The rise of networked services, and the growth of connected devices to use with those networked services, has seen a corresponding rise in cyber security threats. Malicious hackers grow in number, and get more creative with how they infiltrate systems. That’s leading some security companies (Cyvera is one example I wrote about this week) to think outside the box for how to tackle problems specifically around zero-day (that is, never before identified and solved) attacks. And Trusteer is also among those trying to think creatively about how best to protect its customers.
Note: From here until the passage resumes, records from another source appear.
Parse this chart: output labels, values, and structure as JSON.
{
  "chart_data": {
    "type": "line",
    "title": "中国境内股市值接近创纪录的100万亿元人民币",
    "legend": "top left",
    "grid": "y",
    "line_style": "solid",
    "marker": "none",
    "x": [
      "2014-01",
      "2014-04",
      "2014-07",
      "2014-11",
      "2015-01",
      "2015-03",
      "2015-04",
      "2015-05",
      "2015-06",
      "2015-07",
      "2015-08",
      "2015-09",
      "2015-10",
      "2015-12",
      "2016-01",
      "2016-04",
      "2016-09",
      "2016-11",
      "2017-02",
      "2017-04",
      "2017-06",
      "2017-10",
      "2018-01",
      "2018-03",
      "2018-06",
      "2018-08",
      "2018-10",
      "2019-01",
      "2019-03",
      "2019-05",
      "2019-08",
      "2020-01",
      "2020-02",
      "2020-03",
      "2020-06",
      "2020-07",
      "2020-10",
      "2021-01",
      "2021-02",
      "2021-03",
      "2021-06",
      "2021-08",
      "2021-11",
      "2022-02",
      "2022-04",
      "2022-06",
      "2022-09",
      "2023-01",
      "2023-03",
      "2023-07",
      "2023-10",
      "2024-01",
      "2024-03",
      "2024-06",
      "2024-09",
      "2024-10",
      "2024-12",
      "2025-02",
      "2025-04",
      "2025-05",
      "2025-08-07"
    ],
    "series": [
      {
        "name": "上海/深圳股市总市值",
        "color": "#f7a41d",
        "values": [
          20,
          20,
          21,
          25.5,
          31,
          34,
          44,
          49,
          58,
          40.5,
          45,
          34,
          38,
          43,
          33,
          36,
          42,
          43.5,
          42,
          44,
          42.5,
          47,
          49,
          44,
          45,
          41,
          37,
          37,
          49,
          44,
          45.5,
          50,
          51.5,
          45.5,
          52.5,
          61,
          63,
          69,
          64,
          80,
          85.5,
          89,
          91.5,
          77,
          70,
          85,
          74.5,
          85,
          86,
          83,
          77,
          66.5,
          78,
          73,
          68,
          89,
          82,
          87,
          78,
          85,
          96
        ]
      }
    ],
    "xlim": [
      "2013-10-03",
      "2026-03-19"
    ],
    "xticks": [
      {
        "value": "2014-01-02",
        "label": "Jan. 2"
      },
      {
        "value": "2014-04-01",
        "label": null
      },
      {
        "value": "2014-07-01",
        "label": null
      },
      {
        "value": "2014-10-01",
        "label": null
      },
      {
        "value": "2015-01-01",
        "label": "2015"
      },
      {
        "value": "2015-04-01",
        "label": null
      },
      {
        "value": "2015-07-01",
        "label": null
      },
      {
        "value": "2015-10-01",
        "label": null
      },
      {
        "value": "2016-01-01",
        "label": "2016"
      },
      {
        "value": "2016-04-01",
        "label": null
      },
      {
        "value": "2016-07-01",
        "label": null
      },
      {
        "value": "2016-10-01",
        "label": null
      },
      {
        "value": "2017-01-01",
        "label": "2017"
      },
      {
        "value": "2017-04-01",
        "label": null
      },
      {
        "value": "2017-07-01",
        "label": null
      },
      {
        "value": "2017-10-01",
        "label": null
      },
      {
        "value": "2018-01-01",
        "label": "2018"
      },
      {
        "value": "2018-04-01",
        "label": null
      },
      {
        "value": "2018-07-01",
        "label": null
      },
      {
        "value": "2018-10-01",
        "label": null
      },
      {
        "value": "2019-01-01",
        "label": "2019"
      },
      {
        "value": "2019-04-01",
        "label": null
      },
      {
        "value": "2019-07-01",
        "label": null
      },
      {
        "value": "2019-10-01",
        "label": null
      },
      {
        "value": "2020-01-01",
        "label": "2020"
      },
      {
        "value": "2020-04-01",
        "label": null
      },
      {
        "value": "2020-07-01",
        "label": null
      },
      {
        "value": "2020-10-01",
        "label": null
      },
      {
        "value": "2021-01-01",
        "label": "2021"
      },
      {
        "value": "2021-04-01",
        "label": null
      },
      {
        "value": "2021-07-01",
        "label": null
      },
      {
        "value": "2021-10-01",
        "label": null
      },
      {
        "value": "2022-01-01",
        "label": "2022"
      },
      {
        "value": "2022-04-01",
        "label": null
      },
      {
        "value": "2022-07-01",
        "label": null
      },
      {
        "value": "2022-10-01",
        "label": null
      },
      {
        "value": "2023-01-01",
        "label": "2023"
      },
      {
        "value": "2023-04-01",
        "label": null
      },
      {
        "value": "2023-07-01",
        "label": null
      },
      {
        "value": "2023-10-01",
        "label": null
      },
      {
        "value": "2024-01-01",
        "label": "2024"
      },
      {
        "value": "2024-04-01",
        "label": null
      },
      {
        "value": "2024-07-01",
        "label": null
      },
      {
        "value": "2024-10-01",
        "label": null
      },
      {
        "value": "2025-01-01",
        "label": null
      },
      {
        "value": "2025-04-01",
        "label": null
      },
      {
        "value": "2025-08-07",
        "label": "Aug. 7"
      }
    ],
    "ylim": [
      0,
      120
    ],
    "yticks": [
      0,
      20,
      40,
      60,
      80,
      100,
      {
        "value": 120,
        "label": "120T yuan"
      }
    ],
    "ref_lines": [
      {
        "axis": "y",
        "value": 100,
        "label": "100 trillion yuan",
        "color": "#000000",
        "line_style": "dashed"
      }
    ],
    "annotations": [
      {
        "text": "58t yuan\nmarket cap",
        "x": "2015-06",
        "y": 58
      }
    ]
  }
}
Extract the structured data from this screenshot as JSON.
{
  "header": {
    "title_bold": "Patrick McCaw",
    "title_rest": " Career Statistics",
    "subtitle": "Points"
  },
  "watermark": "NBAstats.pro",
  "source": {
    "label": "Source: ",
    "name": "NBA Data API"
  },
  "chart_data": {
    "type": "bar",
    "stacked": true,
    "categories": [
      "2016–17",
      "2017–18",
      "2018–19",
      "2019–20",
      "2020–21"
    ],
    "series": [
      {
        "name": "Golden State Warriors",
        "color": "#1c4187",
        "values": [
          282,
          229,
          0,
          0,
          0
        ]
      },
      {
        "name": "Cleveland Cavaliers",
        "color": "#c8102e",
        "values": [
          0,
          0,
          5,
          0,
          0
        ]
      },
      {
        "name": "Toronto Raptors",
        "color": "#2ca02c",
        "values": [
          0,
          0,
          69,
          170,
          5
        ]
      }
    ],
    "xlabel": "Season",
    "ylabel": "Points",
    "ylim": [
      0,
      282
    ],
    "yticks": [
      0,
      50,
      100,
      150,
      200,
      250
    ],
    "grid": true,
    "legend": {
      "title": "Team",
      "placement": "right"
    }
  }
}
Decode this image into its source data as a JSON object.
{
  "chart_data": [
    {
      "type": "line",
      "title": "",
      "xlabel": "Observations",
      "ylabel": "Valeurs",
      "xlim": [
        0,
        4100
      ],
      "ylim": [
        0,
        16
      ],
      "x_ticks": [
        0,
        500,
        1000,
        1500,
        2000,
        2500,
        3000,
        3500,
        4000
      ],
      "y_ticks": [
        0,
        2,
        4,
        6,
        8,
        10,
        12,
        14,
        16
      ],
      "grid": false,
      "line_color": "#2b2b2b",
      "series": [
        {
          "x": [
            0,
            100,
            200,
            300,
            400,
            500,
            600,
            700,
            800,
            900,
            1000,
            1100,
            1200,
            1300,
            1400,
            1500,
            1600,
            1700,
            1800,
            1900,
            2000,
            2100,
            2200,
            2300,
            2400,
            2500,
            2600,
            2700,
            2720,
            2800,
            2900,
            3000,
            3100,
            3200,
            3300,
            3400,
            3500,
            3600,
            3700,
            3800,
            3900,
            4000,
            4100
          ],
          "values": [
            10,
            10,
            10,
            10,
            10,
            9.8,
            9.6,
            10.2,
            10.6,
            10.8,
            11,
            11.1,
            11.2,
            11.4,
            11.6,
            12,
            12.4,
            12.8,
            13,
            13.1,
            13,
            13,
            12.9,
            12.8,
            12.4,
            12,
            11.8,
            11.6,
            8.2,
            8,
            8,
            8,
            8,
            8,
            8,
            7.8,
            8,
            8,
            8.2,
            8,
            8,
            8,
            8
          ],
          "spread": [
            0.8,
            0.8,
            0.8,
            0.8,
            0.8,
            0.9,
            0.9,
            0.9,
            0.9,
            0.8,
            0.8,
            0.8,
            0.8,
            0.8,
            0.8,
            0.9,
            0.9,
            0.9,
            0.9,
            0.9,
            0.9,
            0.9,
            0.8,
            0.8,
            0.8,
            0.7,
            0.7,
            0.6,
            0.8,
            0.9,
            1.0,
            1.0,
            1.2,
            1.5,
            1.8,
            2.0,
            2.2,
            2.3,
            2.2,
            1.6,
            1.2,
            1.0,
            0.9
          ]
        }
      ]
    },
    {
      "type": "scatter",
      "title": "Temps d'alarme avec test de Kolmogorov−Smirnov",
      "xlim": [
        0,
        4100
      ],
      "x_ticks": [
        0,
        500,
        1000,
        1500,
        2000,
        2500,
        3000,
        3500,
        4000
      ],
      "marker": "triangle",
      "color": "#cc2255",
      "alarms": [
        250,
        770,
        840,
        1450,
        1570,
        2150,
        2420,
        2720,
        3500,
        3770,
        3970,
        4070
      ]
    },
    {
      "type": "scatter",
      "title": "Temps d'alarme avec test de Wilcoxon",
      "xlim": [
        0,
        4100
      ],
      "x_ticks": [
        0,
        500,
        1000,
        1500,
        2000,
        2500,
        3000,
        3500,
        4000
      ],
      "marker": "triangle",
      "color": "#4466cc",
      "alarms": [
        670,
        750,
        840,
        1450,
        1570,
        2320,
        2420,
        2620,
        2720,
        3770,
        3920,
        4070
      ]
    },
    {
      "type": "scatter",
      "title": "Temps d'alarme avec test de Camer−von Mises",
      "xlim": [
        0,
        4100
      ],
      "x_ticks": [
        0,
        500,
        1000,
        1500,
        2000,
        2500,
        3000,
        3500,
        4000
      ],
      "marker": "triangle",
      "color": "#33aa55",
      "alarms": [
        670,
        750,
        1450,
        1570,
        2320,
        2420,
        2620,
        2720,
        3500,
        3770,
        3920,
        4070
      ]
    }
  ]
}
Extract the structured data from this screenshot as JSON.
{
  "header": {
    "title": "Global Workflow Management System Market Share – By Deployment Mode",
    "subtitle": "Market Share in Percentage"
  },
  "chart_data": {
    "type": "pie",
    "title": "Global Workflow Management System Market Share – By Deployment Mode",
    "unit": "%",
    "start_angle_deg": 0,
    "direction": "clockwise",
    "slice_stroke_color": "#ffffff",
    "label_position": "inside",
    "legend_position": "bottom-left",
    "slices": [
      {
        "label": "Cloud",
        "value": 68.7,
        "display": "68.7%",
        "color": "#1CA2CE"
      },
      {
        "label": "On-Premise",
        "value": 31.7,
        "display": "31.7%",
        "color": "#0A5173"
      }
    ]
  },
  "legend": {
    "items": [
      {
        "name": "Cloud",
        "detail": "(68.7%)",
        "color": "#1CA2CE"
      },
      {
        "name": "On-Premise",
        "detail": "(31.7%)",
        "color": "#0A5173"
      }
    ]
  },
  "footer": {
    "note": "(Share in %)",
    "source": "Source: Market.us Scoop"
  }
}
One example: for mobile banking security, it focuses on endpoints in the system — that is, mobile devices — to detect malware that could make its way from a device into the network.
This is one of the areas that most attracted IBM. “Trusteer’s expertise and superior technology in enterprise endpoint defense and advanced malware prevention will help our clients across all industries address the constantly evolving threats they are facing,” said Brendan Hannigan, GM, Security Systems Division, IBM, in a statement.
And just as malicious hackers are getting more creative, so are enterprises — another area that Trusteer is trying to tap into. “The way organizations protect data is quickly evolving,” said Mickey Boodaei, CEO, Trusteer, in a statement. “As attacks become more sophisticated, traditional approaches to securing enterprise and mobile data are no longer valid. Trusteer has helped hundreds of large banks and organizations around the world defeat thousands of sophisticated attacks using innovative solutions that combine intelligence, cloud, mobile, and desktop technologies.” Trusteer notes that other areas that will get covered in the acquisition will include cloud-based “security as a service,” (the other SaaS).